Over three quarters of closed-book insurer Phoenix’s with-profit policies will receive an annual bonus this year as a result of improved investment performance, the firm says.
This represents a significant increase on 2013, when 62 per cent of policies received an annual bonus. In 2012 this figure was just 39 per cent.
Phoenix says final, rather than annual, bonuses remain the priority but that a “steady” year of investment returns has given “more headroom” over guarantees, allowing it to increase annual bonuses.
Phoenix Life with-profts actuary Andrew Burke says: “Seven or 10 years ago bonus rates would have been nil across the board but now the majority of customers are getting an annual bonus. ”
In addition, the insurer says policyholders in eight out of its 13 with-profits funds will benefit from ‘estate distribution’ where assets built up above what is needed to pay benefits are handed out to customers.

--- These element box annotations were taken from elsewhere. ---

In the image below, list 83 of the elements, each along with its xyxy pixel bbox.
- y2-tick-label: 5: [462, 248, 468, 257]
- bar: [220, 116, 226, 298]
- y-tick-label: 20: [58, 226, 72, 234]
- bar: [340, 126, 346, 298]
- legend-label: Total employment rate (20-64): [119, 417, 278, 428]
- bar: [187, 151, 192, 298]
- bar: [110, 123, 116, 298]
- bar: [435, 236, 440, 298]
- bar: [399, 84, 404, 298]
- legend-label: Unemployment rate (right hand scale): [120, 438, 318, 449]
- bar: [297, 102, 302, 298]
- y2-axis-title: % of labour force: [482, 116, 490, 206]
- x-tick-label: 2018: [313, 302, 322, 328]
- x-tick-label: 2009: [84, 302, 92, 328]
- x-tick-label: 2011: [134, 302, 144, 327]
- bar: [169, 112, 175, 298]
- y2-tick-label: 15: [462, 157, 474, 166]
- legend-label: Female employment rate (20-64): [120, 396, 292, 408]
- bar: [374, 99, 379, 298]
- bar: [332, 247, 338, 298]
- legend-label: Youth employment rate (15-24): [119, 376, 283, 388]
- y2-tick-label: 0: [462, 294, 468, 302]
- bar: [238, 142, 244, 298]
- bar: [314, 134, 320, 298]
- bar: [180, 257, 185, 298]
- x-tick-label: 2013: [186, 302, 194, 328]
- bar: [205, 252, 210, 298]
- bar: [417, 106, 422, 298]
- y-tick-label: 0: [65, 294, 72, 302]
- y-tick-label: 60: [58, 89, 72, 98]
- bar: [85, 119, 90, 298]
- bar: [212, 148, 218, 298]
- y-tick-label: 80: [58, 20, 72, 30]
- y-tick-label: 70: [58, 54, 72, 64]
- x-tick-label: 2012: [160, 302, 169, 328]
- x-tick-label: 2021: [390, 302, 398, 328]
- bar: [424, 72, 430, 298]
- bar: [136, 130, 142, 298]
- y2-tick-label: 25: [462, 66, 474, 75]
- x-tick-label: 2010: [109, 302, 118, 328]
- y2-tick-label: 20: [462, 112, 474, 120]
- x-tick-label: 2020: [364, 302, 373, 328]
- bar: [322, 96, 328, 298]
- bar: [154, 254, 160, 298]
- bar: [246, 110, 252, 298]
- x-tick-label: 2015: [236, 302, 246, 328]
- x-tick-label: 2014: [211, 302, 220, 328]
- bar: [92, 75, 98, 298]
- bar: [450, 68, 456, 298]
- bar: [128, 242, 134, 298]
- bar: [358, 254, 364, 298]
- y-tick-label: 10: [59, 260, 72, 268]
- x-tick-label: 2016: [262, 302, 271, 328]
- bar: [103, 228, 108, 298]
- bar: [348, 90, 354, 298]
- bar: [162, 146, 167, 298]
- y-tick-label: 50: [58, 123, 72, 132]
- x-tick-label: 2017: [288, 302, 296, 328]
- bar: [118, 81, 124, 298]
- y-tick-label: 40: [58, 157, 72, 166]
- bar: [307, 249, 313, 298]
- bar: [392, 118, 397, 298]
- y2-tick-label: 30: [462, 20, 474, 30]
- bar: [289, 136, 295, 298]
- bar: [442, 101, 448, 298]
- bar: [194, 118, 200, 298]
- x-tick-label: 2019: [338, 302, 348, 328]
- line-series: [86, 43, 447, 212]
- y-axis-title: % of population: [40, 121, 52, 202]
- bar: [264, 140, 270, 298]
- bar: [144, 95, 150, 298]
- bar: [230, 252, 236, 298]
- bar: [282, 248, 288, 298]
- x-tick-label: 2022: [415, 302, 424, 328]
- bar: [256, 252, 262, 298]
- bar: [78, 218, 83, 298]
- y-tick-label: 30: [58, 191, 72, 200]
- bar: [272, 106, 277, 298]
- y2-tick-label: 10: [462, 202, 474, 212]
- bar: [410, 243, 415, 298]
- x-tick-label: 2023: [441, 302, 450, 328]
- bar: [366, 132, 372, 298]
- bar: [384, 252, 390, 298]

Market value reductions have been scrapped for “almost all” funds, says Burke: “MVRs are virtually nil apart from the National Provident Life fund – that is largely the only one left.
“The product was sold with very generous guarantees but the premiums that we’ve received and invested have not been enough to growth the fund at the right rate.”
MVRs on the National Provident Life fund for 10 year policies are -27.3 per cent, 15 year policies are -41.5 per cent and 20 year policies are -30.3 per cent.
Phoenix Life chief executive Andy Moss says: “The ability to distribute inherited estate is a key differentiator between open and closed funds.
“We are pleased to have again increased the levels of estate distribution at the start of 2015 in most of our funds, which boosts the payouts we make to our policyholder. It is also pleasing to see increased amounts of annual bonus being added to many of our policies.”